- Also known as: The Boors
- Origin: Warsaw, Poland
- Genres: Post-punk
- Years active: 1978–1981, 2006, 2008–present
- Labels: Blitzkrieg Records, Polton, Gold Rock, W Moich Oczach

= Kryzys =

Polish rock band

Kryzys is a Polish rock band regarded as pioneers of Polish punk rock. The origins of Kryzys go back to 1978, when the Warsaw punk rock ensemble The Boors was started by Robert Brylewski (g., voc.), Piotr Mrowiński (g.), Marek Iwańczuk (bg., later replaced by Ireneusz Wereński) and Kamil Stoor (dr.), who was replaced in January 1980 by Maciej "Magura" Góralski - poet, drummer. In May 1979, the band changed the name into Kryzys ('Crisis'), which was suggested by Brylewski. Under their new name, they performed at the legendary First All-Polish Review of the New Wave, in early August 1980 at Kołobrzeg. Soon afterwards, due to contacts of manager Jacek Olechowski (the brother of Andrzej Olechowski), Kryzys played a tour of Upper Silesia and Zagłębie Dąbrowskie (11 shows, together with Exodus, Turbo and Fantom), and Pomerelia (9 shows, together with Stalowy Bagaż and Izabela Trojanowska).

With new singer, Mirosław Szatkowski, Kryzys performed at the 1981 National Festival of Polish Song in Opole, at the 1980 Music of the Young Generation Festival in Sopot, and at the 1981 Pop Session, also in Sopot (together with De Press). In the spring 1981, without the knowledge of the band, a French recording house Blitzkrieg Records issued an album entitled Solidarite avec le rock polonais, with songs of Kryzys and another underground band from Warsaw, Deadlock. Kryzys was dissolved in July 1981, after several shows which took place at a Warsaw's Intersalto Circus tent. A few weeks later, Robert Brylewski and Tomasz Lipiński founded Brygada Kryzys.

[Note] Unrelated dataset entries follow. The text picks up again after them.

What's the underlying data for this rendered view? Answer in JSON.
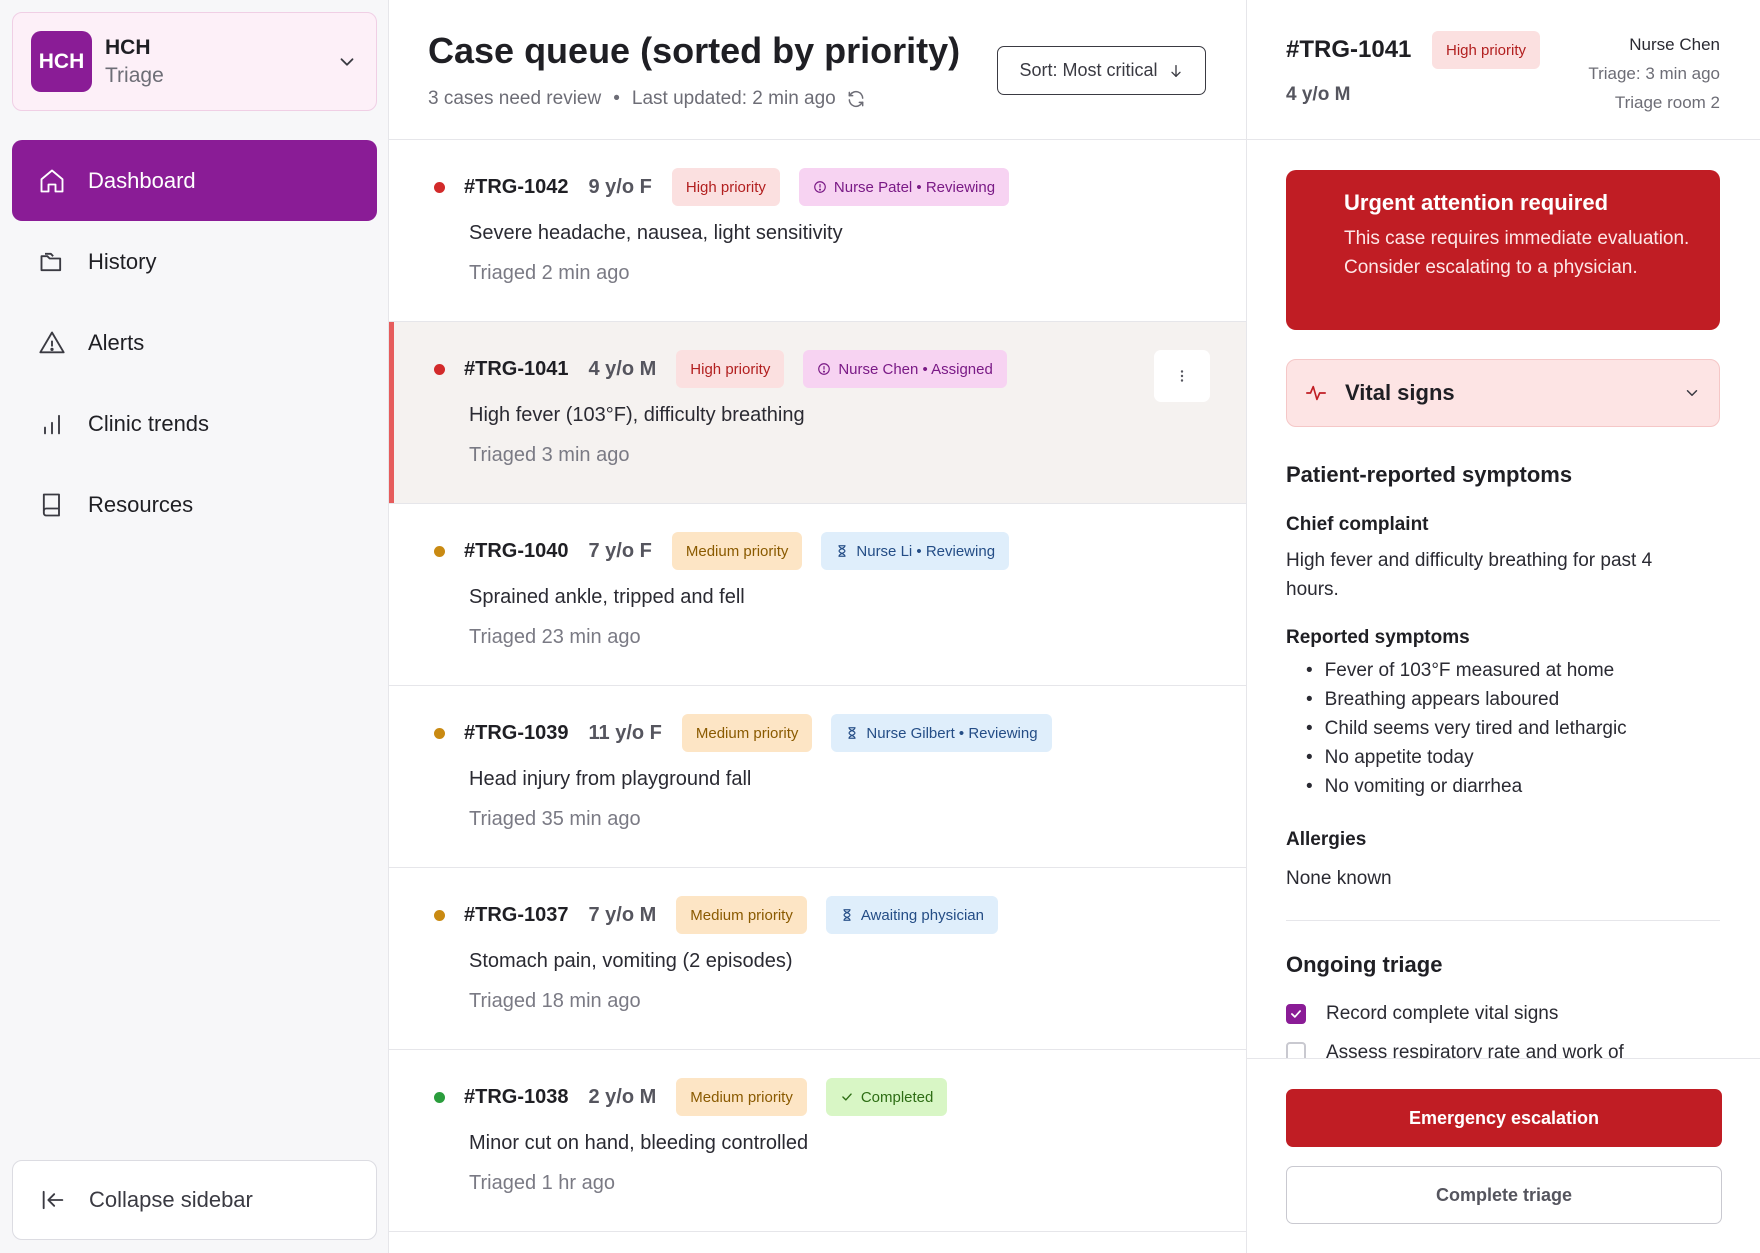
{
  "sidebar": {
    "org": {
      "logo_text": "HCH",
      "name": "HCH",
      "subtitle": "Triage"
    },
    "items": [
      {
        "label": "Dashboard",
        "icon": "home-icon",
        "active": true
      },
      {
        "label": "History",
        "icon": "folders-icon"
      },
      {
        "label": "Alerts",
        "icon": "warning-icon"
      },
      {
        "label": "Clinic trends",
        "icon": "bar-chart-icon"
      },
      {
        "label": "Resources",
        "icon": "book-icon"
      }
    ],
    "collapse_label": "Collapse sidebar"
  },
  "queue": {
    "title": "Case queue (sorted by priority)",
    "count_text": "3 cases need review",
    "separator": "•",
    "updated_text": "Last updated: 2 min ago",
    "sort_label": "Sort: Most critical",
    "cases": [
      {
        "id": "#TRG-1042",
        "age": "9 y/o F",
        "priority": "High priority",
        "status": "Nurse Patel • Reviewing",
        "desc": "Severe headache, nausea, light sensitivity",
        "time": "Triaged 2 min ago"
      },
      {
        "id": "#TRG-1041",
        "age": "4 y/o M",
        "priority": "High priority",
        "status": "Nurse Chen • Assigned",
        "desc": "High fever (103°F), difficulty breathing",
        "time": "Triaged 3 min ago"
      },
      {
        "id": "#TRG-1040",
        "age": "7 y/o F",
        "priority": "Medium priority",
        "status": "Nurse Li • Reviewing",
        "desc": "Sprained ankle, tripped and fell",
        "time": "Triaged 23 min ago"
      },
      {
        "id": "#TRG-1039",
        "age": "11 y/o F",
        "priority": "Medium priority",
        "status": "Nurse Gilbert • Reviewing",
        "desc": "Head injury from playground fall",
        "time": "Triaged 35 min ago"
      },
      {
        "id": "#TRG-1037",
        "age": "7 y/o M",
        "priority": "Medium priority",
        "status": "Awaiting physician",
        "desc": "Stomach pain, vomiting (2 episodes)",
        "time": "Triaged 18 min ago"
      },
      {
        "id": "#TRG-1038",
        "age": "2 y/o M",
        "priority": "Medium priority",
        "status": "Completed",
        "desc": "Minor cut on hand, bleeding controlled",
        "time": "Triaged 1 hr ago"
      }
    ]
  },
  "detail": {
    "id": "#TRG-1041",
    "priority": "High priority",
    "age": "4 y/o M",
    "nurse": "Nurse Chen",
    "triage_time": "Triage: 3 min ago",
    "room": "Triage room 2",
    "alert": {
      "title": "Urgent attention required",
      "body": "This case requires immediate evaluation. Consider escalating to a physician."
    },
    "vitals_label": "Vital signs",
    "symptoms_title": "Patient-reported symptoms",
    "chief_label": "Chief complaint",
    "chief_text": "High fever and difficulty breathing for past 4 hours.",
    "reported_label": "Reported symptoms",
    "reported": [
      "Fever of 103°F measured at home",
      "Breathing appears laboured",
      "Child seems very tired and lethargic",
      "No appetite today",
      "No vomiting or diarrhea"
    ],
    "allergies_label": "Allergies",
    "allergies_text": "None known",
    "ongoing_title": "Ongoing triage",
    "tasks": [
      {
        "label": "Record complete vital signs",
        "checked": true
      },
      {
        "label": "Assess respiratory rate and work of",
        "checked": false
      }
    ],
    "escalate_label": "Emergency escalation",
    "complete_label": "Complete triage"
  },
  "colors": {
    "brand": "#8a1c96",
    "high": "#d22a2a",
    "medium": "#c98a12",
    "done": "#2a9d3c",
    "urgent": "#c01d24"
  }
}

Kryzys returned in March 2006, when a concert of the reactivated band took place in Warsaw. In the summer 2008, the band performed at the Jarocin Festival, and in spring 2010, a Kryzys komunizmu album was published. Currently, the lineup of Kryzys consists of Robert Brylewski (g., voc.), Maciej Góralski (dr.), Aleksander Korecki (sax.), Martyna Załoga (bg.), Andrzej Kasprzyk (g.)

== Legacy ==
Kryzys is regarded as one of the most influential new wave bands in Poland. In 1985, its song Mam dość was issued at a Fala compilation album. In 1994, a Kryzys 78 - 81 LP was published, featuring songs of the early years of the band. In 2003 - 2006, two tribute albums were published: Dolina Lalek: Tribute to Kryzys vol. 1. and Dolina Lalek: Tribute to Kryzys vol. 2, in which the songs of the band are played by, among others, Dezerter, Pidżama Porno, T.Love, and Farben Lehre. Songs of Kryzys, with lyrics written by Magura Maciej Góralski.

== Members ==
- Robert Brylewski – voc., g. (1979–1981; 2006; since 2008)
- Piotr "Mrówa" Mrowiński – g. (1979–1981; 2006; 2008)
- Marek Iwańczuk – bg. (1979–1980; 2006; 2008)
- Kamil Stoor – dr. (1979)
- Maciej "Magura" Góralski – dr. (1980–1981; 2006; since 2008)
- Tomasz "Man" Świtalski – sax. (1979–1981; 2006; 2008)
- Mirek "Szymon" Szatkowski – voc. (1980–1981)
- Ireneusz Wereński – bg. (1980–1981)
- Aleksander Korecki – sax. (since 2008)
- Martyna Załoga – bg. (since 2008)
- Andrzej "LAL" Kasprzyk – g., keyboard (since 2008)

== Discography ==

| Title | Album details | Peak chart positions |
POL
| Kryzys | Released: 1981; Label: Blitzkrieg Records; Formats: LP; | — |
| 78-81 | Released: September 19, 1994; Label: Gold Rock; Formats: CS; | — |
| Kryzys komunizmu | Released: May 24, 2010; Label: Songood House/EMI Music Poland; Formats: CD; | 19 |
"—" denotes a recording that did not chart or was not released in that territory.